Und während in Wakanda die Kampfnashörner herumhüpfen, machen Wakandas Spione überall auf der Welt was auch immer.
Zwischenzeitlich geht es auch mal in die „richtige“ Welt wo die Sprachgewandtheit und Überlegenheit des Völkchens zum Ausdruck gebracht wird und der Mann vom CIA, ehemaliger Hobbit, hat so manche spaßige Einlage.
An den Performances von Chadwick Boseman, Lupita Nyong’o, Michael B. Jordan und Danai Gurira (jajaja sie gefiel mir) ist absolut nichts auszusetzen, Letitia Wright fand ich etwas überdreht, aber gut.
Insgesamt ist „Black Panther“ kein Film, der mich vom Hocker gehauen hat, aber ich bin hier auch absolut nicht die Ziel- und Identifikationsgruppe. Im Kino gab es von selbiger mächtig Applaus und das ist okay so.
Leider musste ich den Film in 3D sehen, was mir noch am nächsten Tag zu Kopfschmerzen verhalf – ich sehe das 3D weiterhin als überflüssig an.
Den Score fand ich in weiten Teilen super schlecht. Es gab keine Sekunde der Ruhe und teilweise trötete es so nervig wie bei Williams in Indiana Jones über die Lautsprecher. Keine Ahnung warum hier solche Begeisterungsstürme ausgerechnet zur Musik hereinbrachen.
„Black Panther“ ist bunte Marvel-Popkultur gepaart mit Black Power, aber kein Film, an den ich lange und wohlig zurückdenken werde, erster schwarzer Superheld hin oder her.

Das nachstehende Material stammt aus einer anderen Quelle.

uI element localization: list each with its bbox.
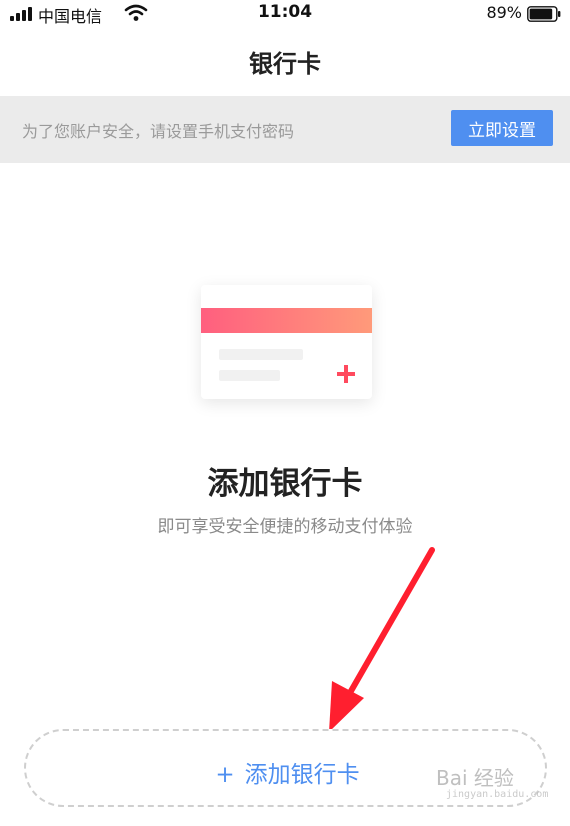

3 thoughts on “EinKesselBuntes”

  1. Waaas nur 6 Punkte? Von dem verspreche ich mir so viel. Ich wollte ja eigentlich keine Marvel-Filme mehr gucken, hatte aber gehört, dass der von der Story her so gut sein soll. Ich werde ihn mir aber wohl in 1 1/2 Wochen anschauen, aber 3D werde ich dann lieber knicken. 🙂

    1. Ja das 3D ist hier einfach zu viel, außerdem lief er auch noch mit Pause. Ich hasse das.
      Der Film hatte schon seine Momente, aber die Hauptfigur ist für mich einfach kein spannender Superheld, denn Black Panther an sich ist ziemlich langweilig. Das Drum und Dran ist aber in Ordnung.
      Ich bin gespannt, was Du dazu sagst.